Health Data Science (Jan 2023)

#ChronicPain: Automated Building of a Chronic Pain Cohort from Twitter Using Machine Learning

  • Abeed Sarker,
  • Sahithi Lakamana,
  • Yuting Guo,
  • Yao Ge,
  • Abimbola Leslie,
  • Omolola Okunromade,
  • Elena Gonzalez-Polledo,
  • Jeanmarie Perrone,
  • Anne Marie McKenzie-Brown

DOI
https://doi.org/10.34133/hds.0078
Journal volume & issue
Vol. 3

Abstract

Read online

Background: Due to the high burden of chronic pain, and the detrimental public health consequences of its treatment with opioids, there is a high-priority need to identify effective alternative therapies. Social media is a potentially valuable resource for knowledge about self-reported therapies by chronic pain sufferers. Methods: We attempted to (a) verify the presence of large-scale chronic pain-related chatter on Twitter, (b) develop natural language processing and machine learning methods for automatically detecting self-disclosures, (c) collect longitudinal data posted by them, and (d) semiautomatically analyze the types of chronic pain-related information reported by them.
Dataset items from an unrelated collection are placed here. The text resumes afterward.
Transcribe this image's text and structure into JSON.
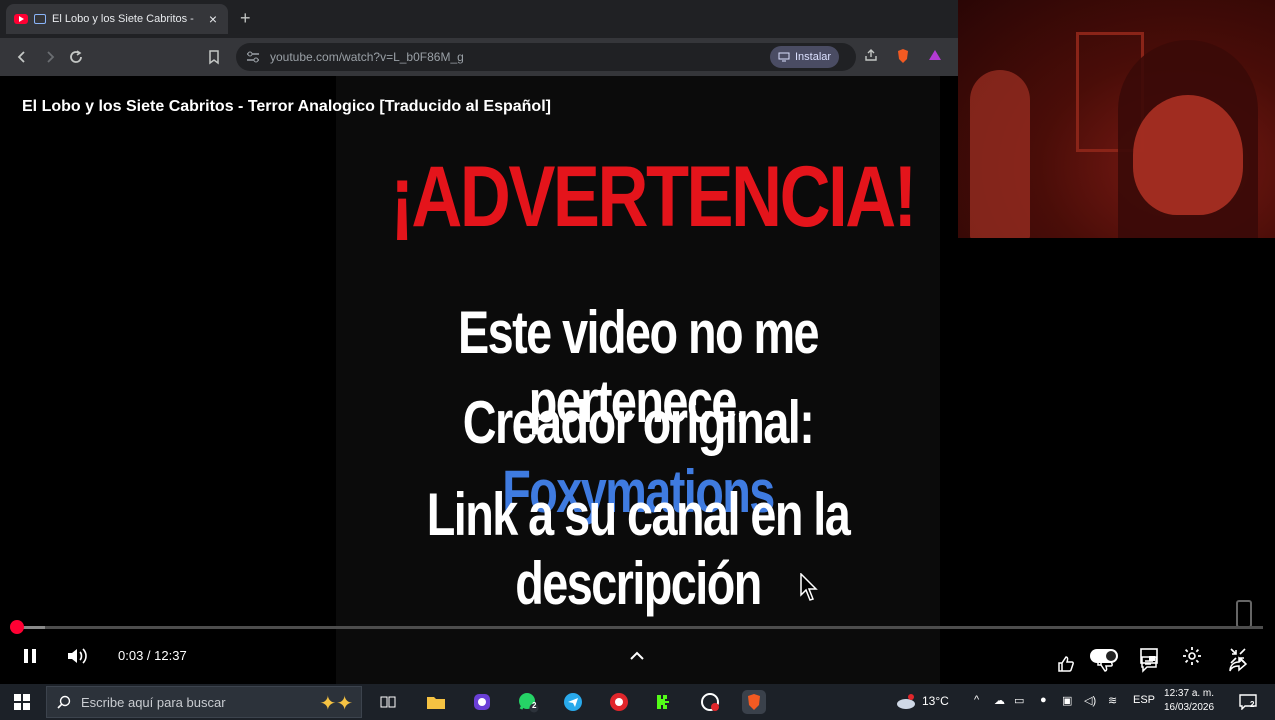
{
  "browser": {
    "tab_title": "El Lobo y los Siete Cabritos -",
    "new_tab_label": "+",
    "close_label": "×",
    "url": "youtube.com/watch?v=L_b0F86M_g",
    "install_label": "Instalar"
  },
  "video": {
    "title": "El Lobo y los Siete Cabritos - Terror Analogico [Traducido al Español]",
    "warning_title": "¡ADVERTENCIA!",
    "line1": "Este video no me pertenece.",
    "line2_prefix": "Creador original: ",
    "line2_creator": "Foxymations",
    "line3": "Link a su canal en la descripción",
    "creator_color": "#3f7be0",
    "warning_color": "#e4141b"
  },
  "player": {
    "time": "0:03 / 12:37",
    "progress_fraction": 0.004,
    "buffered_fraction": 0.026,
    "progress_color": "#ff0033"
  },
  "taskbar": {
    "search_placeholder": "Escribe aquí para buscar",
    "whatsapp_badge": "2",
    "weather": "13°C",
    "language": "ESP",
    "clock_time": "12:37 a. m.",
    "clock_date": "16/03/2026",
    "notification_badge": "2"
  },
  "icons": {
    "like": "thumbs-up-icon",
    "dislike": "thumbs-down-icon",
    "comments": "comment-icon",
    "share": "share-icon",
    "pause": "pause-icon",
    "volume": "volume-icon",
    "settings": "gear-icon",
    "fullscreen": "exit-fullscreen-icon"
  }
}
We collected data using chronic pain-related hashtags and keywords and manually annotated 4,998 posts to indicate if they were self-reports of chronic pain experiences. We trained and evaluated several state-of-the-art supervised text classification models and deployed the best-performing classifier. We collected all publicly available posts from detected cohort members and conducted manual and natural language processing-driven descriptive analyses. Results: Interannotator agreement for the binary annotation was 0.82 (Cohen’s kappa). The RoBERTa model performed best (F1 score: 0.84; 95% confidence interval: 0.80 to 0.89), and we used this model to classify all collected unlabeled posts. We discovered 22,795 self-reported chronic pain sufferers and collected over 3 million of their past posts. Further analyses revealed information about, but not limited to, alternative treatments, patient sentiments about treatments, side effects, and self-management strategies. Conclusion: Our social media based approach will result in an automatically growing large cohort over time, and the data can be leveraged to identify effective opioid-alternative therapies for diverse chronic pain types.